ABD’nin bazı eyaletlerinde idam var, bazılarında yok. Aynı toplumun iki parçası… Ölüm cezası olan eyaletlerinde, olmayan eyaletlerinden daha az
cinayet işlendiğini söyleyebilmek olanaksız.

Suçun cezasız kalmaması, kamu vicdanının rahatlaması açısından da durum pek farklı değil. ABD’nin ölüm cezası olan eyaletlerinde vicdanlar
rahatlıyor da olmayanlarda kanıyor mu?

İdam öncelikle suçluyu mu cezalandırır?

Hayır!

Ölüm cezası öncelikle suçlunun yakınlarını cezalandırır. Ölen için anlık bir acı vardır. Arkasında kalanlar içinse o acı tüm yaşam boyu sürer. Ve kimi zayıf bünyelerde “intikam” isteği uyandırır.

İdam en ağır ceza mıdır?

Hayır!

Yaşam boyu hücre cezası, her gün yeniden başlayan bir işkencedir. Umutsuzluk içinde ağır ağır
ölümdür. Batan her güneşte yeniden ölmektir. Çöküştür, tükeniştir.
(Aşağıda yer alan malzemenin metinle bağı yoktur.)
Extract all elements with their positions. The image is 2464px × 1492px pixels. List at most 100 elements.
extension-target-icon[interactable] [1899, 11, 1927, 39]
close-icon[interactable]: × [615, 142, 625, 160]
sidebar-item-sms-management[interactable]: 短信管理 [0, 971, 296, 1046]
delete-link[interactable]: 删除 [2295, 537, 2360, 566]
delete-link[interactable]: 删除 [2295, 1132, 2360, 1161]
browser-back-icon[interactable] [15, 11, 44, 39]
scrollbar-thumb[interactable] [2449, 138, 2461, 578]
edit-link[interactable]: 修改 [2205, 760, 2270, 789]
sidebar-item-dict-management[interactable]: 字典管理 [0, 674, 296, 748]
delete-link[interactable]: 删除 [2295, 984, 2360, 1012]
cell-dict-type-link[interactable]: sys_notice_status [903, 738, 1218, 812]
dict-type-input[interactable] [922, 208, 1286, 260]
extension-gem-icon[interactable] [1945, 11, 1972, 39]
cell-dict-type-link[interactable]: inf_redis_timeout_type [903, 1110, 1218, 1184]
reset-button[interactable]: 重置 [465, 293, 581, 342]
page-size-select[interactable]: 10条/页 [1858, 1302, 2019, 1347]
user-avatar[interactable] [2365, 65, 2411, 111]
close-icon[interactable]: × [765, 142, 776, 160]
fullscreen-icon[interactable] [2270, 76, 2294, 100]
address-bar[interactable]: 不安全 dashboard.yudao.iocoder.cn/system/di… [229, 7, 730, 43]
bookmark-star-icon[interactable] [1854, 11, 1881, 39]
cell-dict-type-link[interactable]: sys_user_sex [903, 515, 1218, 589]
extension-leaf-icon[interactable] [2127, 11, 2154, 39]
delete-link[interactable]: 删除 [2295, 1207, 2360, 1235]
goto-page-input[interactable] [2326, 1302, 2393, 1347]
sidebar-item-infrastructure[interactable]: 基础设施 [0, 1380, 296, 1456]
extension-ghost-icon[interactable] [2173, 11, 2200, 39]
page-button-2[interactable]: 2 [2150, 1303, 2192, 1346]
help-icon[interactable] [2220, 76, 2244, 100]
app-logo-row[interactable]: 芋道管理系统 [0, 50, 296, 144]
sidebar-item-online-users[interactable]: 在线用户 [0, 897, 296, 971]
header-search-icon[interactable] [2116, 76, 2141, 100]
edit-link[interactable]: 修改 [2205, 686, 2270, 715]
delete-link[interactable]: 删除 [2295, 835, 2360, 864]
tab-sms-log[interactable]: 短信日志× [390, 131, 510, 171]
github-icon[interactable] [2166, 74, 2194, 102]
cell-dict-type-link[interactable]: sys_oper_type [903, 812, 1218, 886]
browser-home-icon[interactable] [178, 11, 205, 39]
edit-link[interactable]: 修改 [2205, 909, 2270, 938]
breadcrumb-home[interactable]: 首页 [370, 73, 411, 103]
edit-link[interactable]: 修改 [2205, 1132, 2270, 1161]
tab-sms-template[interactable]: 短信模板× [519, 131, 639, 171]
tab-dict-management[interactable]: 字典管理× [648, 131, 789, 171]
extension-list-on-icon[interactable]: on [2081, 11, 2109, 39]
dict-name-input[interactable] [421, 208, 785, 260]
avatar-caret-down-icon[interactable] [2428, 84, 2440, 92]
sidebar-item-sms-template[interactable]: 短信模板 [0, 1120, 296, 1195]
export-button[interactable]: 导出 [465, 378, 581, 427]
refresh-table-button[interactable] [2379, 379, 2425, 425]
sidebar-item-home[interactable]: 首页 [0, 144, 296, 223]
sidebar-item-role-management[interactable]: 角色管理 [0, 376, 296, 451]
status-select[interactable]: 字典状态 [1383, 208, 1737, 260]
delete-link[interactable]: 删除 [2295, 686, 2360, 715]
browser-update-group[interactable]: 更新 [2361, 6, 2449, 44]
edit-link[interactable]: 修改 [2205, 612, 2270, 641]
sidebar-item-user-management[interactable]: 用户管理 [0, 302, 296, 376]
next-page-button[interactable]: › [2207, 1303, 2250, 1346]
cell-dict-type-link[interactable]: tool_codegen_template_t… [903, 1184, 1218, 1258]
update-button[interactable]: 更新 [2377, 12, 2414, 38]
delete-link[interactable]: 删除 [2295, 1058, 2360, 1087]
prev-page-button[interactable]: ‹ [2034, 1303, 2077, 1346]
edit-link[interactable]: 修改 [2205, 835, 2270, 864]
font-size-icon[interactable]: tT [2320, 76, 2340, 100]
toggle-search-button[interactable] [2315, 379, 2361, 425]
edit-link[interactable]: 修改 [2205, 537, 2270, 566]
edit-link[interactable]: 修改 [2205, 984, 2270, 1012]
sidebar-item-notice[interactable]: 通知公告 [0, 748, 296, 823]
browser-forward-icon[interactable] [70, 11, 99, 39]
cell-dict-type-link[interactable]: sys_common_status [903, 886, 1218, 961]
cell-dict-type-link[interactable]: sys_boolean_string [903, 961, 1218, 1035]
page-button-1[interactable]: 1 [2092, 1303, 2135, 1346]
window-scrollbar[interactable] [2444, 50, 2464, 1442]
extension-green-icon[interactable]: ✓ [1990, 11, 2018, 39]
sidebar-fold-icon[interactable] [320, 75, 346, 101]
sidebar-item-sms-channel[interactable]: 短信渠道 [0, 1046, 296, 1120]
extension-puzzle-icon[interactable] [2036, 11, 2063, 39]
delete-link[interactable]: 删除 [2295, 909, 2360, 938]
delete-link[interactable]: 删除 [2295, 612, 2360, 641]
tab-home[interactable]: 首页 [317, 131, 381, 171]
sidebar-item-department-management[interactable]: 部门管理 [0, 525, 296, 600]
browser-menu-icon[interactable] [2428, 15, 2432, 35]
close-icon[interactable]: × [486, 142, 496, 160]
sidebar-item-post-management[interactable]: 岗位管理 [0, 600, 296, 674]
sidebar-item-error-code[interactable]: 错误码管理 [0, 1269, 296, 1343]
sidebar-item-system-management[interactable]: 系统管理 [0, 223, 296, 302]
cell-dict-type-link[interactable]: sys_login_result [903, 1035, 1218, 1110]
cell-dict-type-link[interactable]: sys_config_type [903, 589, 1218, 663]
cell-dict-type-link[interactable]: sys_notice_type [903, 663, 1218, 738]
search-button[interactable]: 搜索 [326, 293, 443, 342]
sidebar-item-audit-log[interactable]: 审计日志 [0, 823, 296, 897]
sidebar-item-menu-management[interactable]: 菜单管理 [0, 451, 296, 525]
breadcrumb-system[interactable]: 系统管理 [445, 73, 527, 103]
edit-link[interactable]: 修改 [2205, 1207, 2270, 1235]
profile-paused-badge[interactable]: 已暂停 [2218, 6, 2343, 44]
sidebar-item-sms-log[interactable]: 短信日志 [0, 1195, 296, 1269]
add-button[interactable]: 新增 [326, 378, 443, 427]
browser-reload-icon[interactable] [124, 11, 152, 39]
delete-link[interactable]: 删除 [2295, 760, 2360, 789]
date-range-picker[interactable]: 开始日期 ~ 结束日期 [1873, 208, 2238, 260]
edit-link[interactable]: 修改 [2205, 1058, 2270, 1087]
İdam, anlık bir cezadır. Yaşam boyu hücre cezası ise sonsuz bir ceza…

Ve son soru: Öcalan asılırsa ne olur?

Dünya ile ilişkilerimizde ne olur? Toplumsal barışımızda ne olur?..

Konuyla ilgili ilk yazımın üzerinden üç haftadan fazla süre geçti. Prof. Bozkurt Güvenç hemen telefonla aramıştı. Filme de alınmış, gerçek bir olaydı anlattığı.

Olay, geri kalmış bir ülkede geçer. Olayın kahramanı, toplumsal bir hareketin önde gelen bir ismidir. Öldürülmesi için devletin gizli güçlerince bir
hazırlık vardır. Ingilizler kendisini uyarır ve kaçmasını salık verirler.

Oysa Ingiltere ondan değil, onu öldürmek isteyenlerden yanadır!

Ama olayın sonuçlarını tahmin edebilecek kadar
deneyimlidir.

O kaçmayı kabul etmez, öldürülmeyi seçer .
Kendini kurtarmayı değil, davasının yararını öne
alır… Öldürülür ve “efsane” olur!

“Rehine” olarak kullanılabilecek bir tutsak mı?
Yoksa tükenmiş bir “efsane”yi yeniden canlandırmak mı?

Akıl mı? Yoksa duygular mı?

Toplumsal barış mı? Yoksa “kan davası”mı?

Ölüm cezasını veren yargıç ölüm cezasına karşı. Başbakan ölüm cezasına karşı. Askerler bile ölüm cezasının kalkmamasını savunmuyorlar. Ve
toplumu temsil etme savında olanlar, temel bir tercihle karşı karşıyalar.,.

Marmaris’teki emekli adam bir tarihte “Asmayalım da besleyelim mi” diye sormuştu. Yaşadıklarından sonra belki o bile, beslemenin bazı durumlarda asmaktan daha akıllıca olduğu sonucuna varmıştır.